Voltando ao cinema, Sylvester Stallone reuniu, na década passada, um grupo de estrelas de filmes de ação para Os Mercenários: o cenário é Vilena, um suposto país sul-americano sob as ordens do General Garza, onde a tortura é prática comum.
Em O Charme Discreto da Burguesia, de 1972, comédia surrealista de Luis Buñuel, uma das personagens, Don Rafael, é embaixador da fictícia República de Miranda, país sul-americano retratado como um lugar desagradável, administrado por um militar autoritário.
Em 1971, Woody Allen realizou e protagonizou um filme, chamado apropriadamente Bananas, passado numa tal de San Marcos, república latino-americana liderada pelo general Emilio Vargas Molina.
Graças a Bolsonaro e outros que tais, a América Latina sempre foi vista, tanto por Hollywood, como pelo cinema de autor, como um conjunto de Repúblicas das Bananas onde os golpes de Estado, entre o trágico e o cómico, protagonizados por militares são o pão nosso de cada dia.
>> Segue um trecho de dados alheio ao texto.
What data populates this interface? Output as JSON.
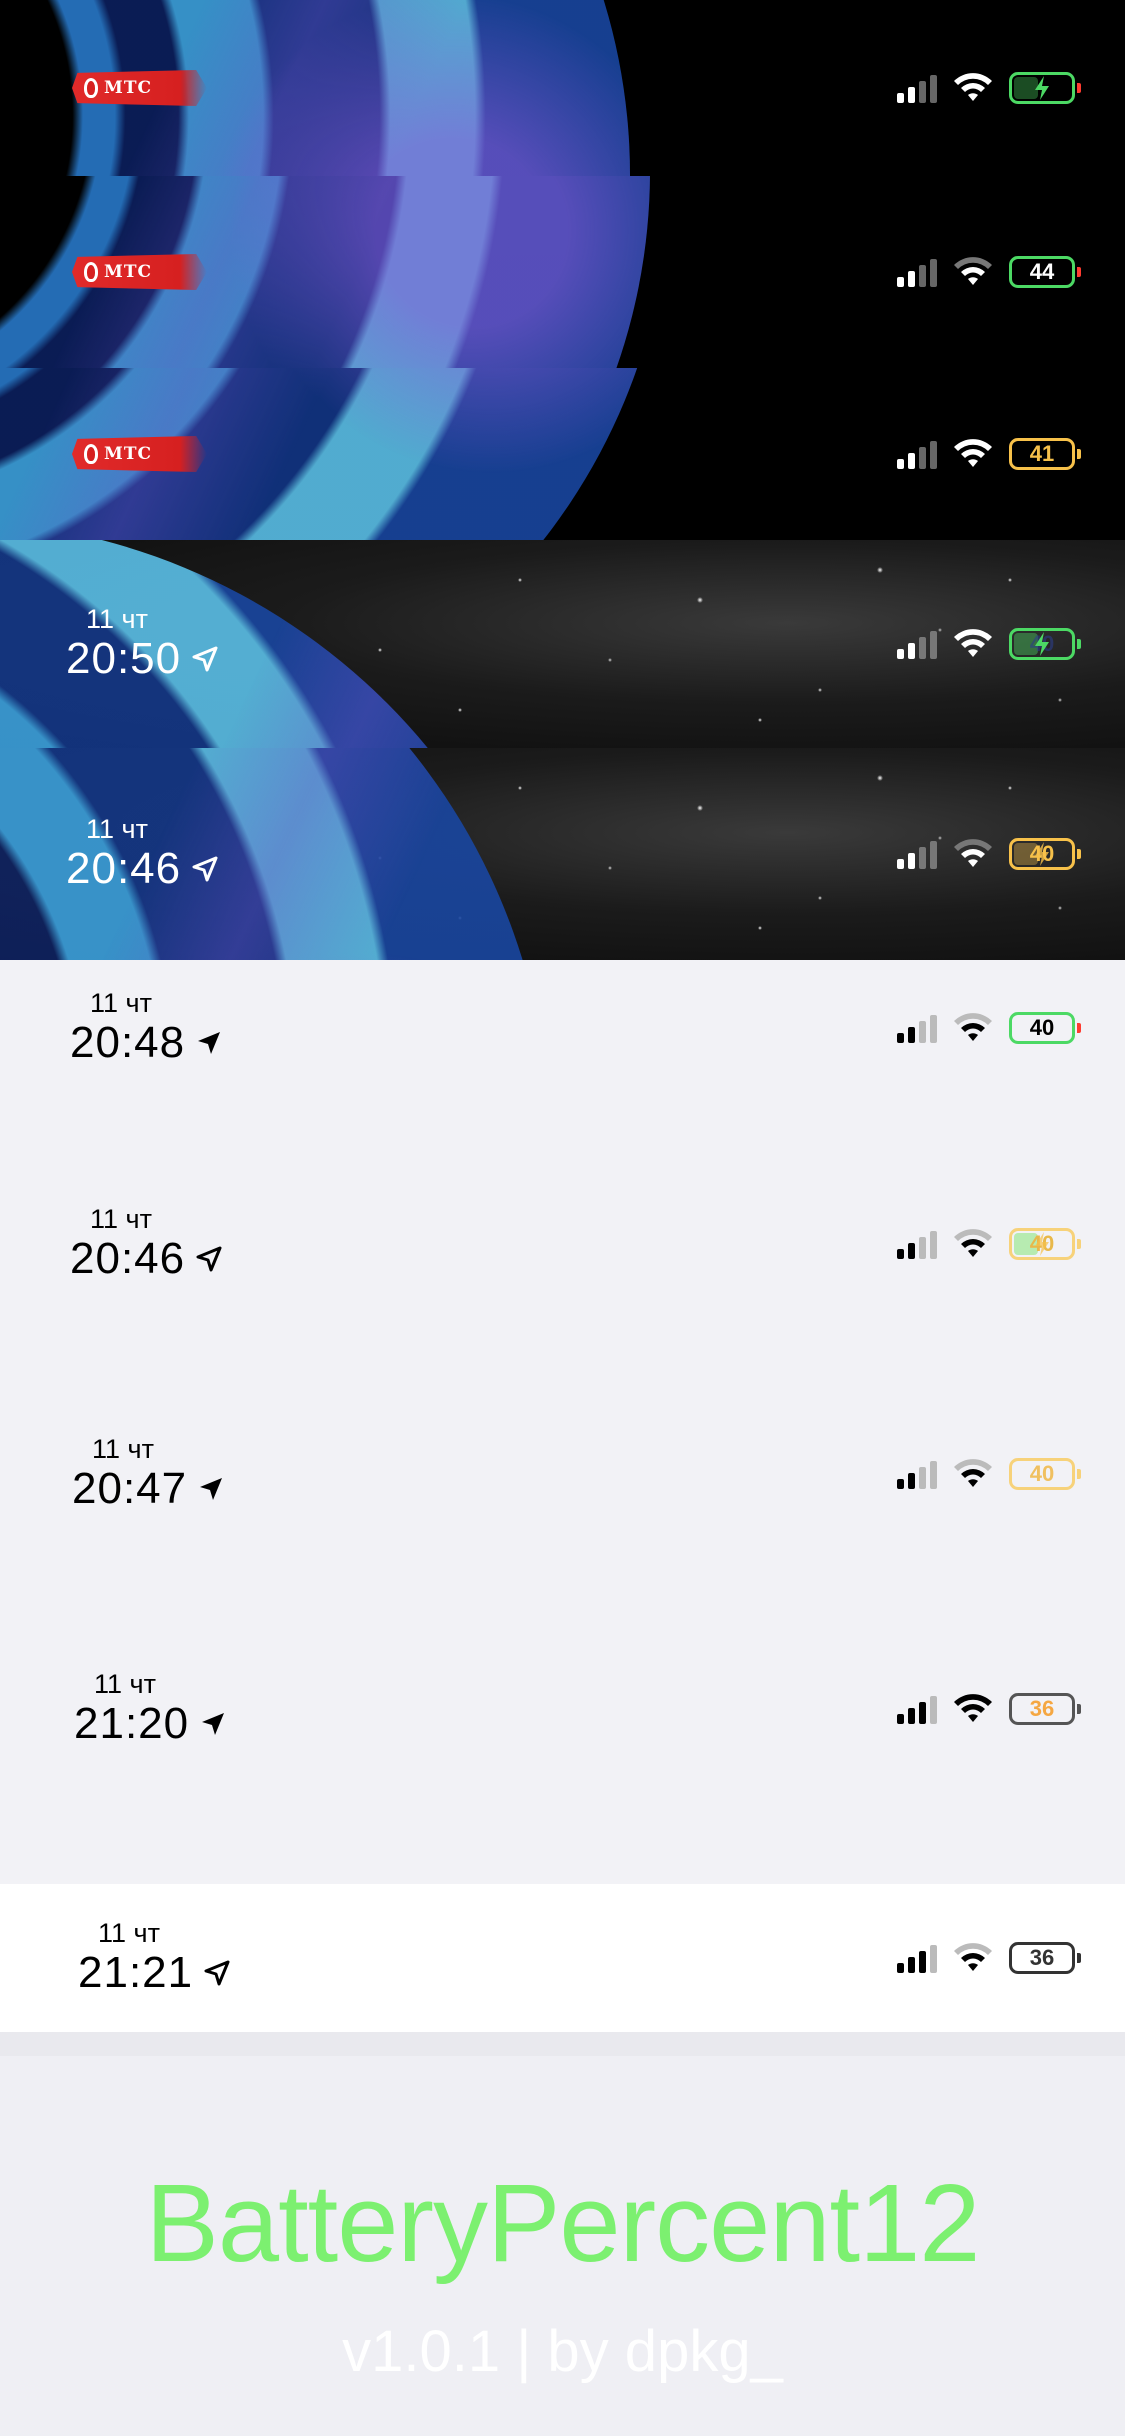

E essa profissão de “ditador militar” que, a ouvidos civilizados, soa tão datada como a de polícia-sinaleiro, a de ator de radionovela, a de telefonista, a de leiteiro, a de linotipista e a de todas as outras que não existem mais, resiste no Brasil e até, pelos vistos, com amplo apoio popular.
Ainda Estou Aqui, no fim das contas, é um filme do século XXI baseado em factos reais de episódios sombrios do século XX. Bolsonaro e amigos são um episódio sombrio do século XXI baseado em factos reais do século XX. E eles também ainda estão por aí.